History repeats itself this Sunday when, for the second year running at precisely the same championship juncture, the bigwigs of Munster meet the bridesmaids of Leinster in Portlaoise.

But that is where the similarities appear to end. McKenny certainly hopes so, with Louth determined to prove last June’s humbling 5-24 to 0-11 defeat was the outlier.

The portents are vaguely promising. Louth lost last year’s Leinster final to Dublin by 21 points; for this year’s battling reprise, the margin was trimmed to four.

Based on that admittedly crude benchmark, keeping Kerry to single digits should not be beyond Louth. Here’s another reason for a Wee dollop of cautious optimism: where Mickey Harte’s charges narrowly lost their first two group fixtures in 2023, Ger Brennan has engineered a historic ten-point trimming of Meath and then deadlock in Monaghan where, in truth, the visitors blew a win that was there for the taking.

Not to worry: Louth are guaranteed a preliminary quarter-final at least. And (whisper it gently) a shock ambush of Kerry would see them top their group.

That was never on the cards last year, even before McKenny’s mistake. At the time, 23 minutes in, Kerry were already 0-11 to 0-2 ahead and cruising.

“Last year, look, we were going in to win the game,” he maintains. “But this year, we’re going in with a bit more structure, a bit more confidence and belief, and we’ll try to stay in the game, not let what happened last year affect us. Yeah, I suppose we’ve a better grounding going into the game this year.”

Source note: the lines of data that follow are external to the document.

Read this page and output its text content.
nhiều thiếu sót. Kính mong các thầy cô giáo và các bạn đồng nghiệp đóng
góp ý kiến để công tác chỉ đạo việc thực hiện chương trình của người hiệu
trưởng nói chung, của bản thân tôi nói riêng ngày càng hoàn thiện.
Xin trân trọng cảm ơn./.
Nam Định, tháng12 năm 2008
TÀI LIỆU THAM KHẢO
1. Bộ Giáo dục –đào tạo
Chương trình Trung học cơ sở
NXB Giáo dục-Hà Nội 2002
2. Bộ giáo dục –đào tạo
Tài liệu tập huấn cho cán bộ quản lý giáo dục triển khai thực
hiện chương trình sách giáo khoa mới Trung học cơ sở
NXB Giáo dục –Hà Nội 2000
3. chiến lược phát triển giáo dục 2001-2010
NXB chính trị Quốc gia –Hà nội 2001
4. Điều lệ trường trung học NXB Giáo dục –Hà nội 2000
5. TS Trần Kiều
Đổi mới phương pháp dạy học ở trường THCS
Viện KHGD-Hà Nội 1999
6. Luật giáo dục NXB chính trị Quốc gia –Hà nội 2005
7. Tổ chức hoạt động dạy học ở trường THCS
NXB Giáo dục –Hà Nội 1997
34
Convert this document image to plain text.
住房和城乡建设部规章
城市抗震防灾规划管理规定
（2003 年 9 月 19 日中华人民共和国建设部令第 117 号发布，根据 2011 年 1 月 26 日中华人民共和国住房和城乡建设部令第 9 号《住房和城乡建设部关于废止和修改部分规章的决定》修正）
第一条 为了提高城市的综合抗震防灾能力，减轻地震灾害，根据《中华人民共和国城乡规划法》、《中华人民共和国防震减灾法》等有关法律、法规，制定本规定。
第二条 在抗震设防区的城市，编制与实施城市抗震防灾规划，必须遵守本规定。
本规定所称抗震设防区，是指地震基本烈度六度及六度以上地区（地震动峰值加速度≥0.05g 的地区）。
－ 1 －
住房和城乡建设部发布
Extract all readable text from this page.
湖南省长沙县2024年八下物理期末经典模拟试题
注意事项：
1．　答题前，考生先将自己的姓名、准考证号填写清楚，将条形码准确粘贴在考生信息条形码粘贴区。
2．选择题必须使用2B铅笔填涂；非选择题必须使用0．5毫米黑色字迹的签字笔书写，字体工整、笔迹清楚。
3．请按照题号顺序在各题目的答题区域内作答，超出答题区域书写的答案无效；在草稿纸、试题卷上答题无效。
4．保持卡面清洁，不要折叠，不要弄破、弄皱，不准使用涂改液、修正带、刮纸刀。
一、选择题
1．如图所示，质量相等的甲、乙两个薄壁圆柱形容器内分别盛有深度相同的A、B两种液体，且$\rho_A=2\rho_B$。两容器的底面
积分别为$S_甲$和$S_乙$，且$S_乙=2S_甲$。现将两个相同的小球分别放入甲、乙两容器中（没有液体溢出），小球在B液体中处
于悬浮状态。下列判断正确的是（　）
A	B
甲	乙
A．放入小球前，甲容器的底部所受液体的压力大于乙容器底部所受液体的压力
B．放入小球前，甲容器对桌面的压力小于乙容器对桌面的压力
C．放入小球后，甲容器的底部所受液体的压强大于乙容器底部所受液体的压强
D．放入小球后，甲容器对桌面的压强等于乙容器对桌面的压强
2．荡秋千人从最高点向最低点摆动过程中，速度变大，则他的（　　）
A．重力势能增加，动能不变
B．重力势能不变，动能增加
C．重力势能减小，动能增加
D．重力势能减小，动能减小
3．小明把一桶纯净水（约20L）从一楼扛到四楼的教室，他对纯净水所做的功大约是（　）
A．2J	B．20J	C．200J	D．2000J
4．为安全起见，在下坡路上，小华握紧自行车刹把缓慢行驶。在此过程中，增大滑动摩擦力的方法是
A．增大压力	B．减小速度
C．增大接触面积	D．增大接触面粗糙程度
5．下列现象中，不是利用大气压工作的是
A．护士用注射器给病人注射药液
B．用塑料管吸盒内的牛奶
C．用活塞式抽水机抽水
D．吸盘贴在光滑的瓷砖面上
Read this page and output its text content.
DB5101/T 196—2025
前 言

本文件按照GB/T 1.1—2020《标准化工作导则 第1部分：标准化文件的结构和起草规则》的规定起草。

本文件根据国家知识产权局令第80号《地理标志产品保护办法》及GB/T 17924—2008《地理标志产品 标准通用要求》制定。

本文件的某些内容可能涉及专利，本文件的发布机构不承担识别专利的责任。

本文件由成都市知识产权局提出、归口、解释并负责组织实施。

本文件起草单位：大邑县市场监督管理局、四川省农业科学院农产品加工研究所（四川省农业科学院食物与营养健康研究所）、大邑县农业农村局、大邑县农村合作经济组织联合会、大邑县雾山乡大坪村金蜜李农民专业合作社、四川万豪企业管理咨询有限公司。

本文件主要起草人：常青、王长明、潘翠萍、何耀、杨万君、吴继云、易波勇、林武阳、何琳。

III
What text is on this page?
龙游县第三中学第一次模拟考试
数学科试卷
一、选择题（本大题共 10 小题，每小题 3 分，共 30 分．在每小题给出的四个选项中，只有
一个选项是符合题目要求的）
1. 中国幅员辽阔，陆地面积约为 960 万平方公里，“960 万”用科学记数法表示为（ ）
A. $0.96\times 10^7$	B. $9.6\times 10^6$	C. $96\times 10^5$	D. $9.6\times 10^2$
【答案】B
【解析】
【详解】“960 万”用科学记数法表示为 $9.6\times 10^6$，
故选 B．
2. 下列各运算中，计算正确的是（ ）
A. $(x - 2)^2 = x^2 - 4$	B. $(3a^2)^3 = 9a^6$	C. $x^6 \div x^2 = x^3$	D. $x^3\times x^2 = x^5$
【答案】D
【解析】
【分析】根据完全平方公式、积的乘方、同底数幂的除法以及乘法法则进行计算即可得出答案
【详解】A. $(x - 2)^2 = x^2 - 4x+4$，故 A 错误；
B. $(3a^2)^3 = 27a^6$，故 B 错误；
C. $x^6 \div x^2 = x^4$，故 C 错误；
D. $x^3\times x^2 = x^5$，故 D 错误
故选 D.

Not to labour the point, but why did it go so horribly wrong?

“I remember they got an early goal, in no small part my fault,” he says of that moment he was dispossessed. Conor Grimes had also flashed over a glorious goal chance with the game in its infancy.

But these are minor details in a big-picture massacre. “They just kicked on from there, just started swinging them over. We couldn’t seem to score at all, to be honest. We were getting up there but kept hitting wides, and their big players just really stepped up to the plate then.”

Thus, a season that had bristled with league and Leinster promise ended in a damp squib. It also signalled the end of the Harte era once the veteran boss decamped to Derry.

But lessons were absorbed by players and their new management.

“That’s the main learning for me anyway, just staying in the game,” says McKenny. “Like we did against Dublin [last month], going in a point up at half-time.”

Even amid managerial upheaval, the team “never lost momentum”. In the players’ minds, “I think we all knew that’s never going to happen again … we feel maybe that’s not a true reflection of Louth football.”

Twelve months on, they couldn’t ask for a better time to prove it.